In the second step of the Vantage plot creation wizard, the statistical variables are assigned to the chosen plot dimensions and the Show Box Plots option is selected by default.
Simultaneously, in the Numerical table, all values of the selected parameters are listed. It is not always easy to see what information the numerical data is providing but by using a box plot you can more easily interpret large volumes of numerical data.
When the Show Box Plots option is selected the ImarisVantage automatically orders all values of the selected variables from the smallest to the largest and determines the maximum and the minimum, the median and the important percentiles. Based on these calculations, the box plots are set up and displayed alongside the Vantage plot. The box plots can be drawn in all 3 dimensions.
How to interpret a box plot
A box plot splits the data set into quartiles. The central box contains 50% of the data. It represents the values from the 25th percentile Q1, to 75th percentile Q3. The median value is indicated by the line within the box plot.
The straight lines, called whiskers, extend from the ends of the box. The line extending from the first quartile to the minimum contains the smallest 25% of values and the line from the third quartile to the maximum contains the largest 25% of values.
The spread of all the data on a box plot is visualised by the distance between the smallest and largest value. The smaller the box, the more consistent the data values are with the median of the data.
Data distribution and plot box
The length of the whiskers, the position of the median inside the box and the space between the different parts of the box provide information about the data distribution or skewness of a set of data.
A near symmetric data distribution is indicated by whiskers of equal length and a median positioned in the middle of the box.
When this is not the case and a plot box is not symmetrical, it can be concluded that the data distribution is not symmetrical. The data distribution is considered not symmetrical if within the data set there are either relatively high proportion of large or small values.
When the box is not centered between the whiskers, the data is either positively or negatively skewed. A positive skew is characterized by many small values and a few extremely large ones. In this case, the box is shifted significantly toward the low values and the whisker towards the higher values is longer.
A negative skew, on the other hand, is characterized by many large values and only a few extremely small ones. In this case, the box is shifted significantly towards the high values and the whisker towards the lower values is longer.
Multiple data sets
If the Vantage plot is composed of multiple objects (e.g. multiple experimental groups), a separate box for each object is created in the viewing area and a set of box plots are displayed side by side. For ease of comparison, the colour of the box plot corresponds to the colour of the Surpass object which is being used.

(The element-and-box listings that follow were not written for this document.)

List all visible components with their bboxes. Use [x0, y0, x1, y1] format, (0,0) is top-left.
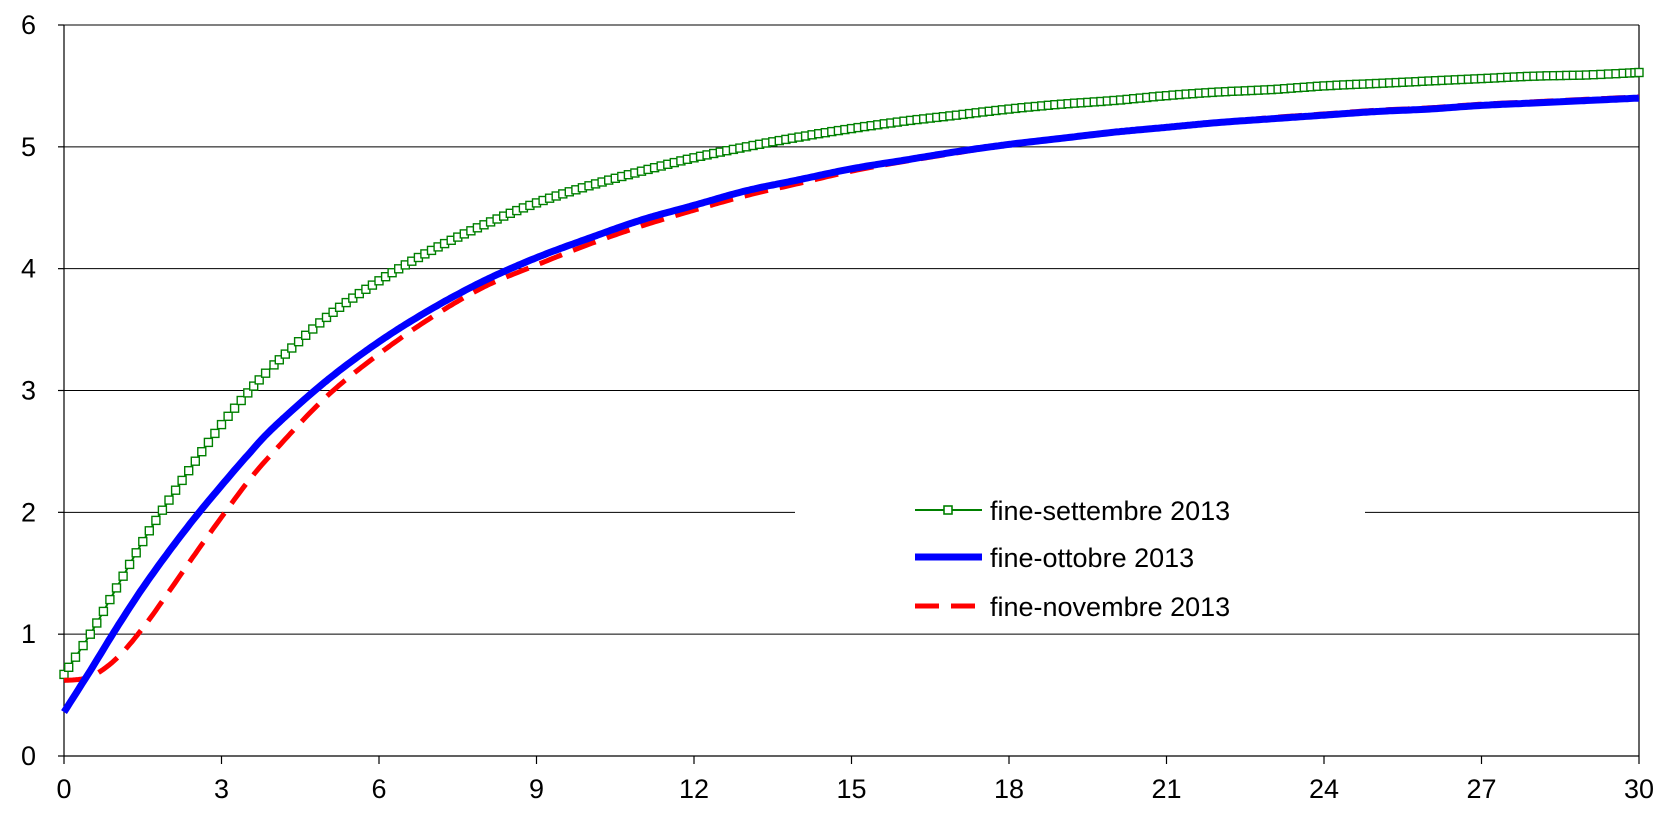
- series-line-1: [61, 94, 1642, 715]
- series-marker-0-29: [248, 381, 259, 391]
- series-marker-0-10: [124, 559, 135, 570]
- series-marker-0-28: [243, 388, 253, 398]
- series-marker-0-33: [274, 355, 284, 365]
- x-tick-label-6: 6: [371, 774, 386, 804]
- series-marker-0-25: [223, 411, 233, 421]
- series-marker-0-9: [118, 571, 128, 581]
- y-tick-label-0: 0: [21, 741, 36, 771]
- legend-box: [795, 482, 1365, 632]
- series-marker-0-2: [70, 652, 81, 662]
- series-marker-0-14: [151, 515, 161, 526]
- series-marker-0-38: [308, 324, 318, 334]
- legend-label-fine-novembre: fine-novembre 2013: [990, 592, 1230, 622]
- series-marker-0-17: [170, 485, 181, 495]
- legend-label-fine-settembre: fine-settembre 2013: [990, 496, 1230, 526]
- series-marker-0-7: [105, 594, 115, 605]
- series-0: [59, 67, 1644, 680]
- series-marker-0-3: [78, 640, 88, 651]
- series-layer: [59, 67, 1644, 715]
- legend-label-fine-ottobre: fine-ottobre 2013: [990, 543, 1194, 573]
- series-marker-0-16: [164, 495, 174, 505]
- series-marker-0-24: [216, 419, 227, 430]
- series-marker-0-39: [315, 318, 325, 328]
- series-marker-0-36: [293, 337, 304, 347]
- series-marker-0-27: [236, 395, 246, 406]
- y-tick-label-1: 1: [21, 619, 36, 649]
- x-tick-label-9: 9: [529, 774, 544, 804]
- series-marker-0-6: [98, 606, 109, 617]
- series-marker-0-40: [321, 312, 332, 323]
- series-marker-0-5: [92, 618, 102, 628]
- x-tick-label-30: 30: [1624, 774, 1654, 804]
- series-marker-0-18: [177, 475, 187, 486]
- series-marker-0-41: [328, 307, 338, 317]
- series-marker-0-21: [197, 447, 207, 457]
- series-marker-0-35: [287, 343, 297, 353]
- x-tick-label-0: 0: [56, 774, 71, 804]
- series-marker-0-23: [210, 428, 220, 439]
- series-marker-0-34: [280, 349, 290, 359]
- x-tick-label-21: 21: [1151, 774, 1181, 804]
- series-marker-0-4: [85, 629, 96, 639]
- y-tick-label-3: 3: [21, 376, 36, 406]
- series-marker-0-1: [63, 662, 74, 672]
- x-tick-label-24: 24: [1309, 774, 1339, 804]
- axes: [58, 24, 1640, 764]
- series-marker-0-240: [1634, 67, 1644, 78]
- x-tick-label-15: 15: [836, 774, 866, 804]
- y-tick-label-2: 2: [21, 497, 36, 527]
- series-marker-0-11: [131, 548, 141, 558]
- series-marker-0-20: [190, 456, 201, 466]
- x-tick-label-12: 12: [679, 774, 709, 804]
- x-tick-label-3: 3: [214, 774, 229, 804]
- series-marker-0-32: [269, 360, 279, 370]
- series-marker-0-12: [138, 536, 148, 547]
- series-marker-0-234: [1596, 69, 1606, 80]
- series-marker-0-31: [260, 368, 271, 378]
- series-marker-0-22: [203, 437, 214, 448]
- series-marker-0-15: [157, 505, 168, 515]
- x-tick-label-27: 27: [1466, 774, 1496, 804]
- series-marker-0-30: [254, 375, 264, 385]
- series-1: [61, 94, 1642, 715]
- series-marker-0-13: [144, 526, 155, 536]
- series-marker-0-19: [183, 466, 194, 476]
- x-tick-labels: 0 3 6 9 12 15 18 21 24 27 30: [56, 774, 1654, 804]
- y-tick-label-6: 6: [21, 10, 36, 40]
- series-marker-0-26: [229, 403, 240, 413]
- legend-item-fine-settembre: fine-settembre 2013: [915, 496, 1230, 526]
- y-tick-label-5: 5: [21, 132, 36, 162]
- series-marker-0-37: [301, 330, 311, 340]
- legend-marker-fine-settembre: [943, 505, 953, 515]
- x-tick-label-18: 18: [994, 774, 1024, 804]
- legend-item-fine-novembre: fine-novembre 2013: [915, 592, 1230, 622]
- y-tick-labels: 0 1 2 3 4 5 6: [21, 10, 36, 771]
- legend-item-fine-ottobre: fine-ottobre 2013: [915, 543, 1194, 573]
- series-marker-0-8: [111, 583, 122, 593]
- legend: fine-settembre 2013 fine-ottobre 2013 fi…: [795, 482, 1365, 632]
- y-tick-label-4: 4: [21, 254, 36, 284]
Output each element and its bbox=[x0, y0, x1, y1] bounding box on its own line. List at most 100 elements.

By comparing position, range, median, dispersion and skewness box plots allow a quick visual assessment of multiple data sets / objects / experimental groups. They can also help identify the difference in distribution and variability between several data sets.
Time and box plots
When using the “Time” plot type, the box plots represent a moving statistical summary. The box plot position and shape changes at each time point.
In addition, the 2D XY and XZ projection plots display the colored regions and lines . These represent the five-number summary of the selected variable over time. On these projection plots, a thick line indicates where the median value lies. The range between the Q1 and Q3 values is shown as the dark shaded region, while the minimum and the maximum range is the lighter shaded region.
You can easily compare how two or more variables change across time based on the line position and size of the shaded regions.
In the Plot Numbers’ Area, the Summary table displays numerical data that is graphically shown using a box plot. The table displays the key percentiles of the selected variable: minimum, the lower quartile -Q1, the median, the upper quartile -Q3 and maximum.